Paris in Summer : What the City Looks Like When You Know Where to Look

What Summer Does to Paris – Honestly

The Paris That Summer Reveals
The river comes alive
Paris Plages transforms the Seine’s banks into a genuinely enjoyable anomaly, beach chairs, pétanque, outdoor cinemas, and the particular pleasure of watching a city make the best of itself. It is not the real Paris, but it is real Parisians, and the distinction matters less than you might think.

The parks earn their reputation
Parc des Buttes-Chaumont in the 19th arrondissement, steep, wooded, with a temple on an island in the middle of a lake, is Paris’s finest park and its most overlooked. On a weekday morning in July, you will share it with joggers, old men playing cards, and almost no one else.

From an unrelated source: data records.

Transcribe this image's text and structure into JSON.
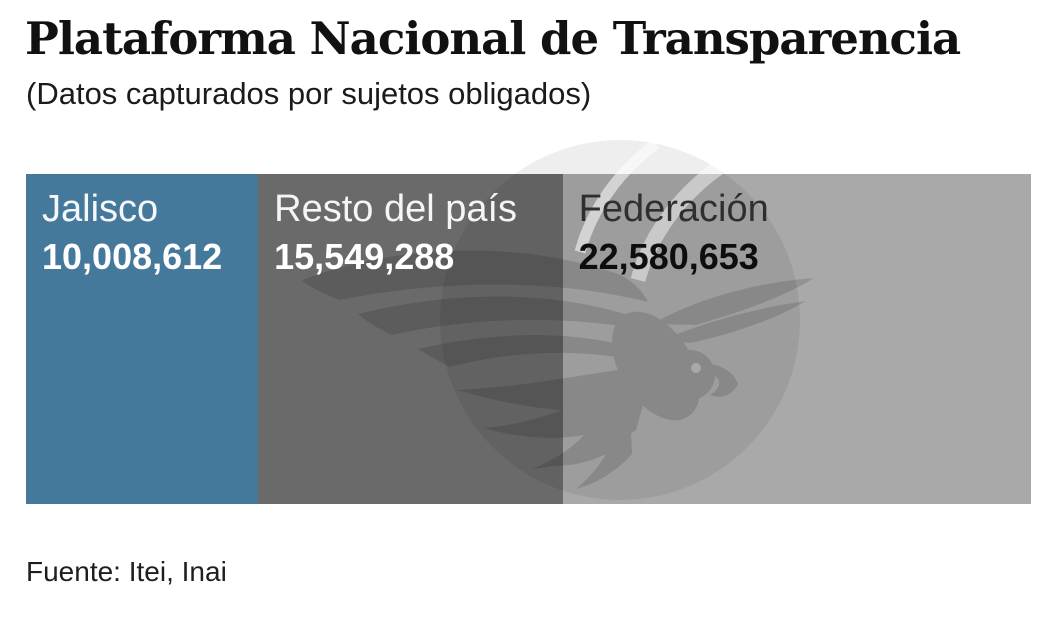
{
  "header": {
    "title": "Plataforma Nacional de Transparencia",
    "subtitle": "(Datos capturados por sujetos obligados)"
  },
  "footer": {
    "source": "Fuente: Itei, Inai"
  },
  "colors": {
    "background": "#ffffff",
    "title_text": "#111111",
    "subtitle_text": "#1b1b1b",
    "source_text": "#1e1e1e",
    "jalisco_blue": "#45799c",
    "resto_dark_gray": "#6a6a6a",
    "federacion_light_gray": "#a9a9a9",
    "watermark_tint": "#000000"
  },
  "watermark": {
    "icon": "informador-eagle-globe-watermark",
    "description": "faded engraved eagle flying over a globe"
  },
  "chart_data": {
    "type": "bar",
    "variant": "proportional-stacked-single-bar",
    "orientation": "horizontal",
    "title": "Plataforma Nacional de Transparencia",
    "subtitle": "(Datos capturados por sujetos obligados)",
    "source": "Fuente: Itei, Inai",
    "axes": "none",
    "grid": false,
    "legend_position": "labels-inside-segments",
    "total": 48138553,
    "segments": [
      {
        "label": "Jalisco",
        "value": 10008612,
        "value_text": "10,008,612",
        "share_pct": 20.8,
        "render_width_pct": 23.1,
        "color": "#45799c",
        "label_color": "#f5f8fa",
        "value_color": "#ffffff"
      },
      {
        "label": "Resto del país",
        "value": 15549288,
        "value_text": "15,549,288",
        "share_pct": 32.3,
        "render_width_pct": 30.3,
        "color": "#6a6a6a",
        "label_color": "#f5f5f5",
        "value_color": "#ffffff"
      },
      {
        "label": "Federación",
        "value": 22580653,
        "value_text": "22,580,653",
        "share_pct": 46.9,
        "render_width_pct": 46.6,
        "color": "#a9a9a9",
        "label_color": "#2f2f2f",
        "value_color": "#0e0e0e"
      }
    ]
  }
}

The eastern arrondissements exhale
The 10th, 11th, and 20th, where Parisians actually live, become more themselves in summer, not less. Canal Saint-Martin fills with picnickers in the evening. Rue Oberkampf stays busy until long after midnight. These are the parts of Paris that summer tourism has not yet fully reached.

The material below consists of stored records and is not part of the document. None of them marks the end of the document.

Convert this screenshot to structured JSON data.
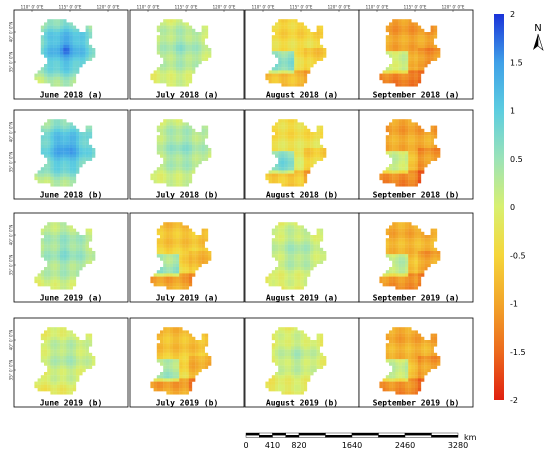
{
  "panels": [
    {
      "label": "June 2018 (a)",
      "mode": 1.05
    },
    {
      "label": "July 2018 (a)",
      "mode": 0.3
    },
    {
      "label": "August 2018 (a)",
      "mode": -0.35
    },
    {
      "label": "September 2018 (a)",
      "mode": -0.9
    },
    {
      "label": "June 2018 (b)",
      "mode": 1.0
    },
    {
      "label": "July 2018 (b)",
      "mode": 0.35
    },
    {
      "label": "August 2018 (b)",
      "mode": -0.25
    },
    {
      "label": "September 2018 (b)",
      "mode": -0.85
    },
    {
      "label": "June 2019 (a)",
      "mode": 0.4
    },
    {
      "label": "July 2019 (a)",
      "mode": -0.55
    },
    {
      "label": "August 2019 (a)",
      "mode": 0.2
    },
    {
      "label": "September 2019 (a)",
      "mode": -0.75
    },
    {
      "label": "June 2019 (b)",
      "mode": 0.15
    },
    {
      "label": "July 2019 (b)",
      "mode": -0.6
    },
    {
      "label": "August 2019 (b)",
      "mode": 0.1
    },
    {
      "label": "September 2019 (b)",
      "mode": -0.8
    }
  ],
  "longitude_ticks": [
    "110° 0' 0\"E",
    "115° 0' 0\"E",
    "120° 0' 0\"E"
  ],
  "latitude_ticks": [
    "40° 0' 0\"N",
    "35° 0' 0\"N"
  ],
  "colorbar": {
    "min": -2,
    "max": 2,
    "labels": [
      "2",
      "1.5",
      "1",
      "0.5",
      "0",
      "-0.5",
      "-1",
      "-1.5",
      "-2"
    ],
    "stops": [
      "#1a33d9",
      "#3fa0e8",
      "#5ccde0",
      "#9be3b8",
      "#d8f070",
      "#f5d63a",
      "#f2a52a",
      "#ec6a1d",
      "#e02010"
    ]
  },
  "north_arrow": {
    "label": "N"
  },
  "scale_bar": {
    "unit": "km",
    "labels": [
      "0",
      "410",
      "820",
      "1640",
      "2460",
      "3280"
    ],
    "values": [
      0,
      410,
      820,
      1640,
      2460,
      3280
    ]
  }
}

The Practical Reality of Summer Visits
Go Early
Every significant site in Paris is manageable before 9am and considerably less so by 11. The light is better anyway, low, golden, unhurried.
Avoid the obvious at obvious times
The Marais on a Saturday afternoon in August is a different place from the Marais on a Tuesday morning. One of those visits is worth making.
Embrace what the heat permits
Evening walks along the Seine after 8pm, when the temperature drops and the light turns horizontal, are among the finest things Paris offers at any time of year. Summer makes them available every night.
Book further ahead than you think
Restaurants that never required reservations in October are fully committed by Wednesday for the following weekend throughout July and August.